EGFR Mutation Induces Transcriptional and Epigenetic Remodeling in GBM

EGFR amplifications or mutations, such as the ligand-independent activated mutation EGFRvIII, promote tumorigenesis in the majority of glioblastomas (GBM). However, the effect of EGFR mutations on the epigenetic and transcriptional programs in cancer cells is not well understood. Liu, Hon, and colleagues identified a set of active enhancers in GBM characterized by histone H3 lysine 4 monomethylation (H3K4me1) and H3K27 acetylation (H3K27ac) and activated by EGFRvIII. Motifs for SOX and forkhead box (FOX) family transcription factors were among the most enriched motifs within these EGFRvIII-activated enhancers. Further, expression of SOX9 and FOXG1 was increased by EGFRvIII in a kinase-dependent manner.
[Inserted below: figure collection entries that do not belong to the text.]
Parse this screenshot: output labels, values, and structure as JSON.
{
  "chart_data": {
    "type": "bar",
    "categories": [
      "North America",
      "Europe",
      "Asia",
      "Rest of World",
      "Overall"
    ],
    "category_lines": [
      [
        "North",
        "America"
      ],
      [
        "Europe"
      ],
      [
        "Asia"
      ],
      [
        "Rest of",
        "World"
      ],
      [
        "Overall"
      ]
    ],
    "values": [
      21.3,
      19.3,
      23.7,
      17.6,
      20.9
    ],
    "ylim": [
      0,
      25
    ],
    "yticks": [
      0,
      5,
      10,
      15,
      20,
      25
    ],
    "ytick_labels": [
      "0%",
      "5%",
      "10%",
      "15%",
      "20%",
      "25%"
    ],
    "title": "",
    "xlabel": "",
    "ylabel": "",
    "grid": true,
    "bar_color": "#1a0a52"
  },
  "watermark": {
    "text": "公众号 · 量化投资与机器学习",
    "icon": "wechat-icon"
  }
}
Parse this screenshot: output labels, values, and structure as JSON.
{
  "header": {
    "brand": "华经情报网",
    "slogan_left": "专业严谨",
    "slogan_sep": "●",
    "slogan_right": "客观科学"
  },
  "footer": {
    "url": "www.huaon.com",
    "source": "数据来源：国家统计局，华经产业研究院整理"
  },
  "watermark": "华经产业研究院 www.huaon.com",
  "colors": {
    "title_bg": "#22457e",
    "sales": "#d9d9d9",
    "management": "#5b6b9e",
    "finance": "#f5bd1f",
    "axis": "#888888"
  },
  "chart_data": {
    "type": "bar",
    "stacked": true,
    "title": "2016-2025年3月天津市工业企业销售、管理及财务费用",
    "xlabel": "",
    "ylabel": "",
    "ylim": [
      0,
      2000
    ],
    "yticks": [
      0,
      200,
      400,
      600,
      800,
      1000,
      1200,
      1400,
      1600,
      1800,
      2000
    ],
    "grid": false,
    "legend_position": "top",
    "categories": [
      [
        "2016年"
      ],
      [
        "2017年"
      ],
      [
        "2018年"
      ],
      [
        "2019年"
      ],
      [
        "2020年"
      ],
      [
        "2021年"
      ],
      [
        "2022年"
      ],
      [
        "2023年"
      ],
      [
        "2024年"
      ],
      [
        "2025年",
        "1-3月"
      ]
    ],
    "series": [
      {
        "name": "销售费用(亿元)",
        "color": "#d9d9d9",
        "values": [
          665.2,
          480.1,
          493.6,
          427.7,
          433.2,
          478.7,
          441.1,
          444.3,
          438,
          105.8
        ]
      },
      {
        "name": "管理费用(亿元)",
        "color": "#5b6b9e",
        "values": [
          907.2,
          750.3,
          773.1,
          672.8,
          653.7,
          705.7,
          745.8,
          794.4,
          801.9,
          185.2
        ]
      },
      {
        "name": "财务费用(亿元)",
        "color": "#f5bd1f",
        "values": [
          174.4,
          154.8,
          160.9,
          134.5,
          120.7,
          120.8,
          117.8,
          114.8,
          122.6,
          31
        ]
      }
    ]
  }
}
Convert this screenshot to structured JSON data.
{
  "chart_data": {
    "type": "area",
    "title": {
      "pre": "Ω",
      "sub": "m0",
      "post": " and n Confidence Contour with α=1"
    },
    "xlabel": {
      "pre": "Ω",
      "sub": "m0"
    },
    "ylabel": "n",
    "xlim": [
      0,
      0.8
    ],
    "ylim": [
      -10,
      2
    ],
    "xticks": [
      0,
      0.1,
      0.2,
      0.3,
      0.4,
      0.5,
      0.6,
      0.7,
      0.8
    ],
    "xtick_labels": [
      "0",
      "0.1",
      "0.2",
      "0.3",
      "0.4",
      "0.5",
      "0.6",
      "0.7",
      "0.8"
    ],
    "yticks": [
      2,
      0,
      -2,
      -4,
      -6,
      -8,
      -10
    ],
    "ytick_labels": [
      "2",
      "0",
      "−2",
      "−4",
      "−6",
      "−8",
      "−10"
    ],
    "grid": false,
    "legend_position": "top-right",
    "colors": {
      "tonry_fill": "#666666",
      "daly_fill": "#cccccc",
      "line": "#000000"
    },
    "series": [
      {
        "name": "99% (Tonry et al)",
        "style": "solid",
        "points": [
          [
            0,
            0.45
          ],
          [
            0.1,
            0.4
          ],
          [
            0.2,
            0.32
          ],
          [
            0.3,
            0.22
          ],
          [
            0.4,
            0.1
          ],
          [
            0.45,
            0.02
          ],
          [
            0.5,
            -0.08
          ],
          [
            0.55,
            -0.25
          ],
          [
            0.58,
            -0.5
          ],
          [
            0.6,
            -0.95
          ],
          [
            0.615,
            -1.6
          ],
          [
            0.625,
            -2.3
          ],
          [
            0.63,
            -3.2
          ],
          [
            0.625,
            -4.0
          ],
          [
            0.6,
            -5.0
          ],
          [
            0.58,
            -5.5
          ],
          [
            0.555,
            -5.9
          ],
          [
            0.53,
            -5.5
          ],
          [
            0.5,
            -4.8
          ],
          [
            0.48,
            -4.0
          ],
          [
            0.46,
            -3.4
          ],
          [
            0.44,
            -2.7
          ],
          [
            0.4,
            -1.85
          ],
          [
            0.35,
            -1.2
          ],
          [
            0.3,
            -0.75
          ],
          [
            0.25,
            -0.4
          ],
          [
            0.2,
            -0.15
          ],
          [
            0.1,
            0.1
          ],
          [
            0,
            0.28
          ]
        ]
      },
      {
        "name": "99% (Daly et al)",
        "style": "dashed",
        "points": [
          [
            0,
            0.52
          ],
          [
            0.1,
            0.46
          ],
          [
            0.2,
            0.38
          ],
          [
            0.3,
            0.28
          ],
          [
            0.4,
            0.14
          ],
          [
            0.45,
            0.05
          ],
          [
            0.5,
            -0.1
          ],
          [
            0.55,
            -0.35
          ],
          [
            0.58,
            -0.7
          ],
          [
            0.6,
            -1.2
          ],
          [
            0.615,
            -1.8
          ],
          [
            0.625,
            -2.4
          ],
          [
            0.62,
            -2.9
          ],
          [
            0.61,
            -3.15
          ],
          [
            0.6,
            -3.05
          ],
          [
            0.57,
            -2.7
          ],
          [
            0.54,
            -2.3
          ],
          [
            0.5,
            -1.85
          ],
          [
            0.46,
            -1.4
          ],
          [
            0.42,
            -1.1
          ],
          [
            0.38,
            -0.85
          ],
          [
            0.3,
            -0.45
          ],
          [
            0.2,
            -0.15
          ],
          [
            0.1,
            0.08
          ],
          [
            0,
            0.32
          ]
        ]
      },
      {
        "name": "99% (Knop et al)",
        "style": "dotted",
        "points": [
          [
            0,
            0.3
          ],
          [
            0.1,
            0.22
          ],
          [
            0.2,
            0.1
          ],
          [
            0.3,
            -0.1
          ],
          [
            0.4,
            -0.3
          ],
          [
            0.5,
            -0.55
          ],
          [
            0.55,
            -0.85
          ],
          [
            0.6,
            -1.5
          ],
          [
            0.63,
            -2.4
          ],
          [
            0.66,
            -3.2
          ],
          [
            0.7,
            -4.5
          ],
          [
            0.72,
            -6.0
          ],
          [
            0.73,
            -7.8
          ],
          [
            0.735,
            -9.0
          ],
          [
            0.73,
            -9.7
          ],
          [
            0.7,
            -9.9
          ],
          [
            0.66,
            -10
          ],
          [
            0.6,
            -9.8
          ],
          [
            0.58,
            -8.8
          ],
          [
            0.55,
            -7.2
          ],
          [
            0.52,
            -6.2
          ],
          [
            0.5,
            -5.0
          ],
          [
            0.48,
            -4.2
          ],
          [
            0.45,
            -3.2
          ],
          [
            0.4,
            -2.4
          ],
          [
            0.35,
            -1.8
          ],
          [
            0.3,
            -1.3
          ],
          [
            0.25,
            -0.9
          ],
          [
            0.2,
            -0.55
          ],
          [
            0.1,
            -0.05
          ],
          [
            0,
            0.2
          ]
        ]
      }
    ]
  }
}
SOX9 and FOXG1 bound to EGFRvIII-responsive enhancers, including FOXF1 and TFP2c, as well as to their own enhancers. Analysis of data from The Cancer Genome Atlas revealed that SOX9 and FOXG1 expression was highly correlated with EGFR amplification and mutation in GBMs. H3K4me1 and H3K27ac chromatin immunoprecipitation sequencing in GBMs compared with normal brain identified two clusters of growth factor–associated enhancers that were enriched for SOX and FOX family transcription factor binding and were located near genes differentially expressed in EGFRvIII and wild-type EGFR GBMs. Knockdown of SOX9 or FOXG1 decreased H3K27ac and H3K4me1 at EGFRvIII-responsive enhancers and reduced tumor growth both in vitro and in vivo. Consistent with this finding, SOX9 and FOXG1 regulated genes associated with glioma, including c-MYC target genes. MYC expression, which is regulated by the bromodomain and extraterminal domain (BET) protein BRD4, correlated with SOX9 and FOXG1 expression in GBM, suggesting a potential role for BET inhibitors in treating GBM. Indeed, EGFRvIII-positive GBM cells were found to have an increased sensitivity to the BET inhibitor JQ1, which was mediated by SOX9 and FOXG1. Together, these results indicate that the EGFRvIII mutation alters the transcriptional and epigenetic landscapes of GBM, and suggest that epigenetic therapies may be effective in these tumors.

Liu F, Hon GC, Villa GR, Turner KM, Ikegami S, Yang H, et al. EGFR mutation promotes glioblastoma through epigenome and transcription factor network remodeling. Mol Cell 2015 Oct 8 [Epub ahead of print].